O infectologista Ricardo Igreja também observa como é que a falta de um comando único entre as cidades fluminenses pode, sim, influenciar negativamente na eficácia deste feriado prolongado emergencial.

— Uma outra coisa são os jogos de futebol, que as pessoas afirmam que faz as pessoas ficarem em casa, mas que ninguém fica. Eu acho de uma faltade sensibilidade muito grande manter os jogos, que não tinham que acontecer no estado inteiro — analisa o médico. — Vi que vai ter jogo em Nova Iguaçu, da Copa do Brasil, por exemplo e provavelmente os jogadores vão ficar hospedados aqui no Rio. O estado tinha que se comprometer a fazer essas barreiras sanitárias.
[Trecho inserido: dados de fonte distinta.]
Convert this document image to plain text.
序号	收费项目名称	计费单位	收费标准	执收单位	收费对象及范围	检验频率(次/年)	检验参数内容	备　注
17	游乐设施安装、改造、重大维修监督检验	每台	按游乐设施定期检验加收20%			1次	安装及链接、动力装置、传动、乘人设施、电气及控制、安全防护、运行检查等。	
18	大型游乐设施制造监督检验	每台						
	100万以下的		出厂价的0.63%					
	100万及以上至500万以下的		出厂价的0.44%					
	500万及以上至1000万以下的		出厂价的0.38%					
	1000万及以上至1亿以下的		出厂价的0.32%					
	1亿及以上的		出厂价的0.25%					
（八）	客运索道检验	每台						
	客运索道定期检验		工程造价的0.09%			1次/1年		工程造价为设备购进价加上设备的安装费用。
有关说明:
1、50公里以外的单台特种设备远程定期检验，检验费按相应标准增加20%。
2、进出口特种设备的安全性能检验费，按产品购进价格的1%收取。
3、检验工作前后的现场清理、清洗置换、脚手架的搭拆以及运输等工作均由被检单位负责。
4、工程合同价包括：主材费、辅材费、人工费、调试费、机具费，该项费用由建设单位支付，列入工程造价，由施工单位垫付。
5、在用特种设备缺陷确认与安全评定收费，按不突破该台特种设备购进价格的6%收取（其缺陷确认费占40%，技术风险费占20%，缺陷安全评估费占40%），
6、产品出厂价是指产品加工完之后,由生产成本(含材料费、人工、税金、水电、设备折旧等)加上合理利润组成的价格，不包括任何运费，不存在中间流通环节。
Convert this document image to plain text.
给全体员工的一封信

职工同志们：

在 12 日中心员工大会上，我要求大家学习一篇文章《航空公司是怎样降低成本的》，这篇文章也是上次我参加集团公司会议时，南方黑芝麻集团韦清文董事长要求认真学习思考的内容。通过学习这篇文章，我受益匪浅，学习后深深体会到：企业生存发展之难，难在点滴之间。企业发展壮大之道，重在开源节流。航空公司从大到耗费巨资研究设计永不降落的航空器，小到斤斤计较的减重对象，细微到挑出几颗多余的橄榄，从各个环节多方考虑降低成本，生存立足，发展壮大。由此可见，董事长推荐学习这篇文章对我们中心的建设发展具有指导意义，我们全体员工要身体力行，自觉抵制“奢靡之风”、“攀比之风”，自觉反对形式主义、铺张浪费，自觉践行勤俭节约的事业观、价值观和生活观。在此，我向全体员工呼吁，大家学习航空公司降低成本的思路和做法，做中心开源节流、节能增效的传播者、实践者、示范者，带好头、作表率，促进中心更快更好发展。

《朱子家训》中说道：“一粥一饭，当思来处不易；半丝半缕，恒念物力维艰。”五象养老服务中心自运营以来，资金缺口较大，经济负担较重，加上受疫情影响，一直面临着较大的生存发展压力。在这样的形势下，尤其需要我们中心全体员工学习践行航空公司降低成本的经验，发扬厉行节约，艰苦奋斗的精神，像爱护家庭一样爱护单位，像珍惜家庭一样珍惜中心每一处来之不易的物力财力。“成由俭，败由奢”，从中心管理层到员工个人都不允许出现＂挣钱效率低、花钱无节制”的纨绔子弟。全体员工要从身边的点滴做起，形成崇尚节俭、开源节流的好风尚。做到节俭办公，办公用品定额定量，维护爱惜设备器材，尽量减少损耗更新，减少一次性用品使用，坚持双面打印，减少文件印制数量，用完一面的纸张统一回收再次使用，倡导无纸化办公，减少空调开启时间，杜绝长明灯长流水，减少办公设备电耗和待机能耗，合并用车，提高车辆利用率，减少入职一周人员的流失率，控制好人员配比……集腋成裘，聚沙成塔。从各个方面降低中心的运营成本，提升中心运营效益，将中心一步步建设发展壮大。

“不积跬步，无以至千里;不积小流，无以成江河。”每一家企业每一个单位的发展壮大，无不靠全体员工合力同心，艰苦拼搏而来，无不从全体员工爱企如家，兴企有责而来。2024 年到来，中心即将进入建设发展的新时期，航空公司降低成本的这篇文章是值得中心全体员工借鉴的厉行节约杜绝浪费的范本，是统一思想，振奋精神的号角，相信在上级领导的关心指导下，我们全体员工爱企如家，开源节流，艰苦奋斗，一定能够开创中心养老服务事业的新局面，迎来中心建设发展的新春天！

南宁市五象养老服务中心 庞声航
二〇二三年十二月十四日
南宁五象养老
Para Ricardo, também é preciso perceber que as pessoas que se infectaram entre 10 e 15 dias e que, caso evoluam para a forma grave da doença, poderão ir para os CTIs dentro deste período de interdição. Por isso, os resultados deste feriado só poderão ser realmente sentidos, de fato, após o término dele. Porém, o período de emergência deveria ser maior do que 10 dias.

— Em Portugal e Alemanha, por exemplo, o fechamento já dura vários meses, mas lá eles tem contrapartida, pois é preciso que ter condições para que essas pessoas fiquem em casa.
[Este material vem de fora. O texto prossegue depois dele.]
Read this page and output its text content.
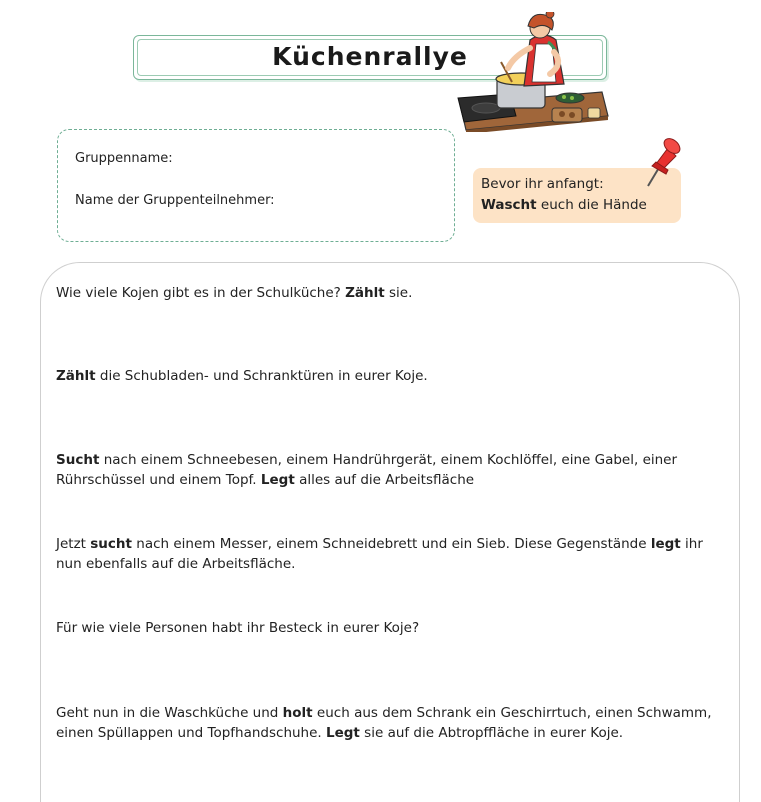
Küchenrallye
Gruppenname:
Name der Gruppenteilnehmer:
Bevor ihr anfangt:
Wascht euch die Hände
Wie viele Kojen gibt es in der Schulküche? Zählt sie.
Zählt die Schubladen- und Schranktüren in eurer Koje.
Sucht nach einem Schneebesen, einem Handrührgerät, einem Kochlöffel, eine Gabel, einer Rührschüssel und einem Topf. Legt alles auf die Arbeitsfläche
Jetzt sucht nach einem Messer, einem Schneidebrett und ein Sieb. Diese Gegenstände legt ihr nun ebenfalls auf die Arbeitsfläche.
Für wie viele Personen habt ihr Besteck in eurer Koje?
Geht nun in die Waschküche und holt euch aus dem Schrank ein Geschirrtuch, einen Schwamm, einen Spüllappen und Topfhandschuhe. Legt sie auf die Abtropffläche in eurer Koje.
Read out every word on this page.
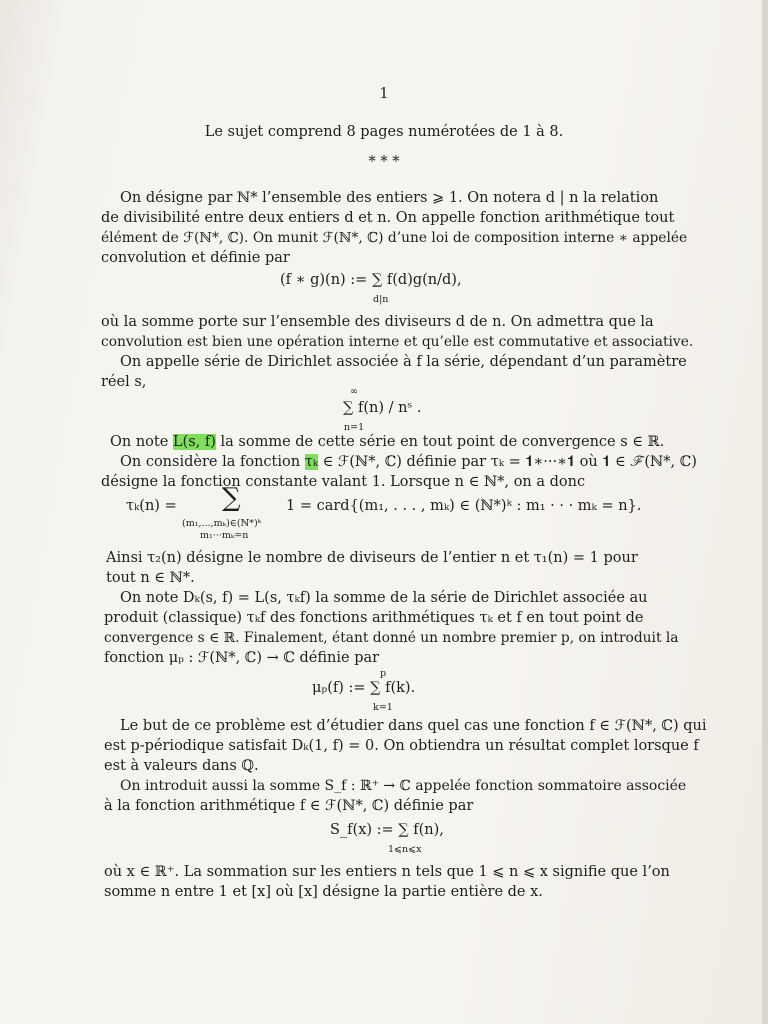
1
Le sujet comprend 8 pages numérotées de 1 à 8.
* * *
On désigne par ℕ* l’ensemble des entiers ⩾ 1. On notera d | n la relation
de divisibilité entre deux entiers d et n. On appelle fonction arithmétique tout
élément de ℱ(ℕ*, ℂ). On munit ℱ(ℕ*, ℂ) d’une loi de composition interne ∗ appelée
convolution et définie par
(f ∗ g)(n) := ∑ f(d)g(n/d),
d|n
où la somme porte sur l’ensemble des diviseurs d de n. On admettra que la
convolution est bien une opération interne et qu’elle est commutative et associative.
On appelle série de Dirichlet associée à f la série, dépendant d’un paramètre
réel s,
∞
∑ f(n) / nˢ .
n=1
On note L(s, f) la somme de cette série en tout point de convergence s ∈ ℝ.
On considère la fonction τₖ ∈ ℱ(ℕ*, ℂ) définie par τₖ = 𝟏∗···∗𝟏 où 𝟏 ∈ ℱ(ℕ*, ℂ)
désigne la fonction constante valant 1. Lorsque n ∈ ℕ*, on a donc
τₖ(n) = ∑	1 = card{(m₁, . . . , mₖ) ∈ (ℕ*)ᵏ : m₁ · · · mₖ = n}.
(m₁,...,mₖ)∈(ℕ*)ᵏ
m₁···mₖ=n
Ainsi τ₂(n) désigne le nombre de diviseurs de l’entier n et τ₁(n) = 1 pour
tout n ∈ ℕ*.
On note Dₖ(s, f) = L(s, τₖf) la somme de la série de Dirichlet associée au
produit (classique) τₖf des fonctions arithmétiques τₖ et f en tout point de
convergence s ∈ ℝ. Finalement, étant donné un nombre premier p, on introduit la
fonction μₚ : ℱ(ℕ*, ℂ) → ℂ définie par
p
μₚ(f) := ∑ f(k).
k=1
Le but de ce problème est d’étudier dans quel cas une fonction f ∈ ℱ(ℕ*, ℂ) qui
est p-périodique satisfait Dₖ(1, f) = 0. On obtiendra un résultat complet lorsque f
est à valeurs dans ℚ.
On introduit aussi la somme S_f : ℝ⁺ → ℂ appelée fonction sommatoire associée
à la fonction arithmétique f ∈ ℱ(ℕ*, ℂ) définie par
S_f(x) := ∑ f(n),
1⩽n⩽x
où x ∈ ℝ⁺. La sommation sur les entiers n tels que 1 ⩽ n ⩽ x signifie que l’on
somme n entre 1 et [x] où [x] désigne la partie entière de x.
Sobre as confusões que as leis da prefeitura e do governo do Estado têm gerado entre os cariocas, o infectologista afirma que a norma de se manter a medida mais restritiva é válida, mas que deveria ser ainda mais específica:

— Na praias, a vantagem de se liberar a areia para atividades individuais seria dispersar a aglomeração no calçadão, mas assim também se piora no controle. Então, é melhor restringir tudo mesmo. Na Austrália, quem podia pegar onda tinha que entrar em apenas um canto da praia específico e só naquele ponto. Aqui fica muito difícil de se fazer isso. É melhor que a fiscalização guarde força para outras coisas.